Mathematics of Big Data: Unifying Spreadsheets, Databases, Matrices, and Graphs

December 3, 2015
2:50 pm - 4:00 pm
Halligan 102
Speaker: Jeremy Kepner, MIT
Host: Soha Hassoun

Abstract

Data processing systems impose multiple views on data as it is processed by the system. These views include spreadsheets, databases, matrices, and graphs. The common theme amongst these views is the need to store and operate on data as whole sets instead of as individual data elements. This work describes a common mathematical representation of these data sets (associative arrays) that applies across a wide range of applications and technologies.

Associative arrays unify and simplify these different approaches for representing and manipulating data into common two-dimensional view of data. Specifically, associative arrays (1) reduce the effort required to pass data between steps in a data processing system, (2) allow steps to be interchanged with full confidence that the results will be unchanged, and (3) make it possible to recognize when steps can be simplified or eliminated. Most database system naturally support associative arrays via their tabular interfaces. The D4M implementation of associative arrays uses this feature to provide a common interface across SQL, NoSQL, and NewSQL databases.

Bio: Dr. Jeremy Kepner is a MIT Lincoln Laboratory Fellow and also has appointments with MIT Computer Science and AI Laboratory, and the MIT Mathematics Department. Prior to joining MIT he was a Department of Energy Computational Science Fellow at Princeton University where he received his Ph.D. in astrophysics. Dr. Kepner leads the supercomputing and big data research efforts at MIT Lincoln Laboratory, which has 3,500 employees and is the largest lab at MIT. His team conducts research in a wide range of computing areas and oversees the operation of a variety of supercomputers that service hundreds of users at MIT.
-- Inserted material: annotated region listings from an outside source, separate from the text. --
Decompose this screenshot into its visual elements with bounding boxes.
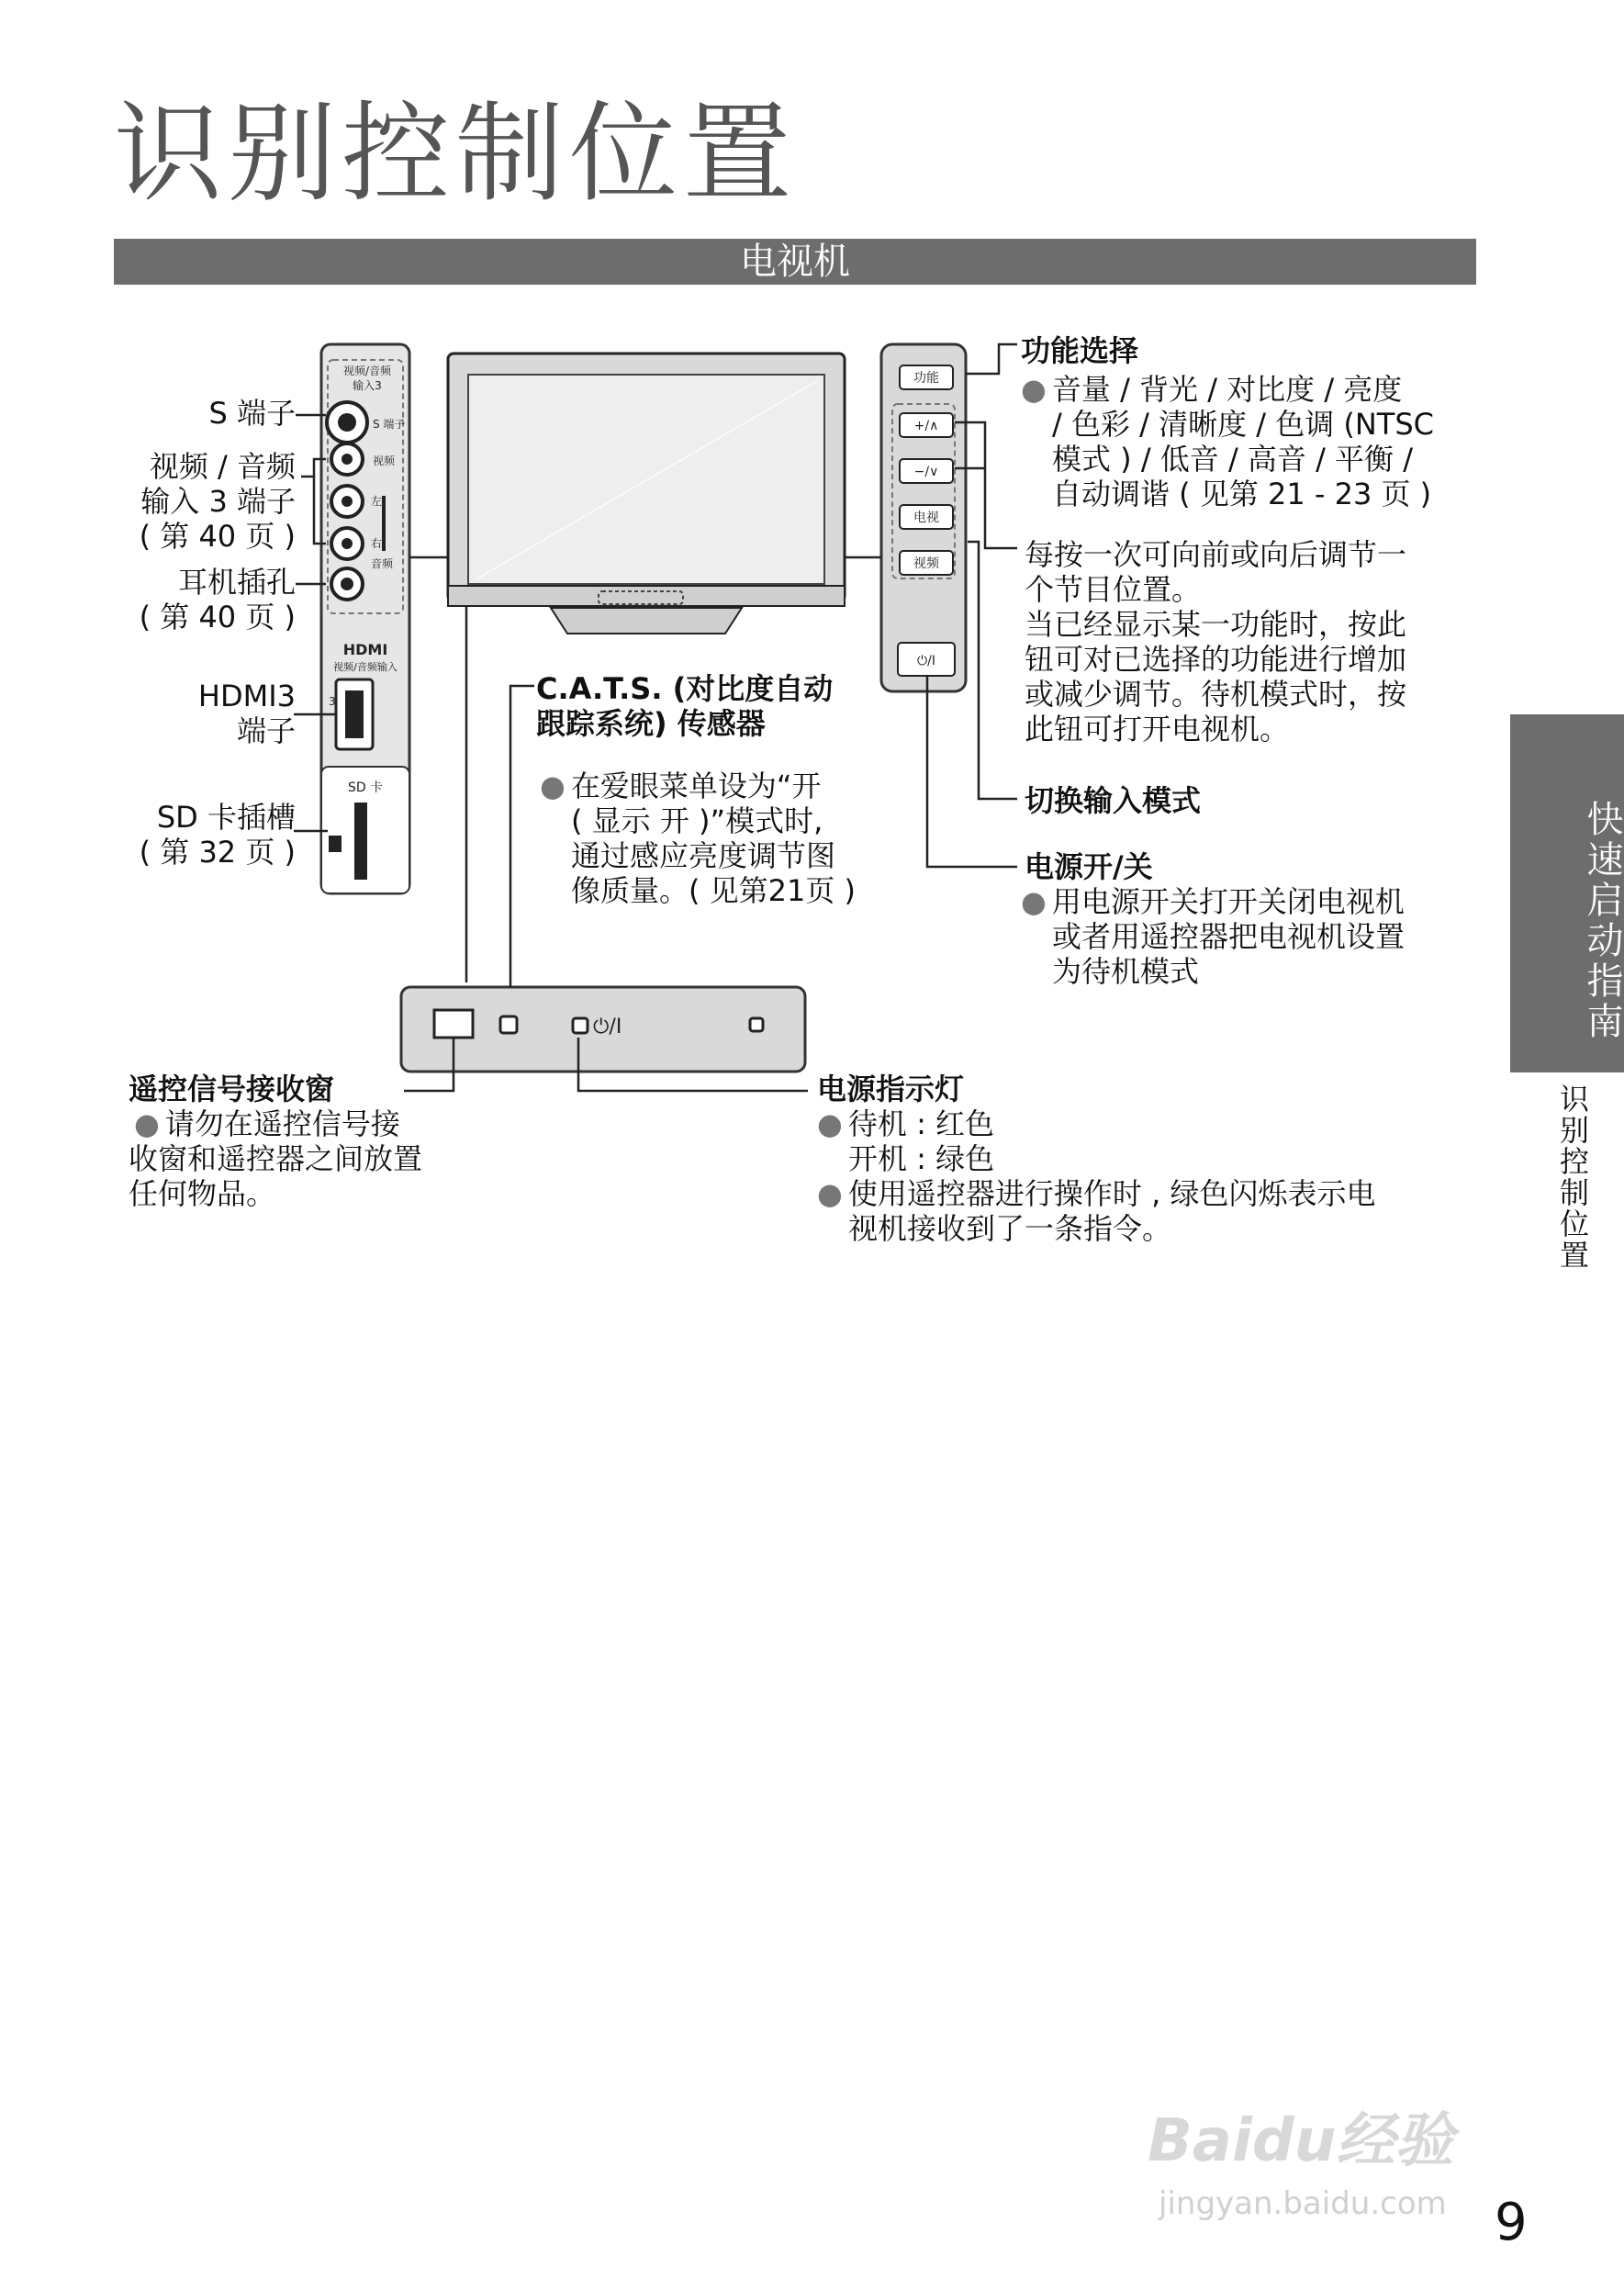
watermark-url: jingyan.baidu.com <box>1159 2185 1447 2222</box>
function-line4: 自动调谐 ( 见第 21 - 23 页 ) <box>1052 477 1432 511</box>
side-tab-subtitle: 识别控制位置 <box>1555 1083 1590 1271</box>
watermark-logo: Baidu经验 <box>1148 2107 1454 2175</box>
updown-line6: 此钮可打开电视机。 <box>1025 712 1290 746</box>
panel-print-sd: SD 卡 <box>347 780 384 795</box>
power-led-line4: 视机接收到了一条指令。 <box>848 1211 1172 1246</box>
label-hdmi3-line2: 端子 <box>236 713 296 748</box>
panel-print-right: 右 <box>371 537 383 550</box>
panel-print-s: S 端子 <box>373 418 406 431</box>
button-label-function: 功能 <box>913 371 939 386</box>
input-title: 切换输入模式 <box>1025 783 1202 818</box>
button-label-up: +/∧ <box>913 419 939 433</box>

Throughout his career the focus of Dr. Kepner's research has been creating and delivering supercomputing systems that require minimal training for user's to achieve high performance, thus allowing scientists to be scientists and engineers to be engineers. Dr. Kepner has authored two SIAM best selling books. "Graph Algorithms in the Language of Linear Algebra" (2011) which is the basis of the new GraphBLAS.org mathematical library standard. "Parallel Matlab for Multicore and Multinode Computers" (2009) that describes the parallel Matlab techniques used by tens of thousands of scientists and engineers worldwide. Dr. Kepner's next book "Mathematics of Big Data" will be published by MIT Press in 2016.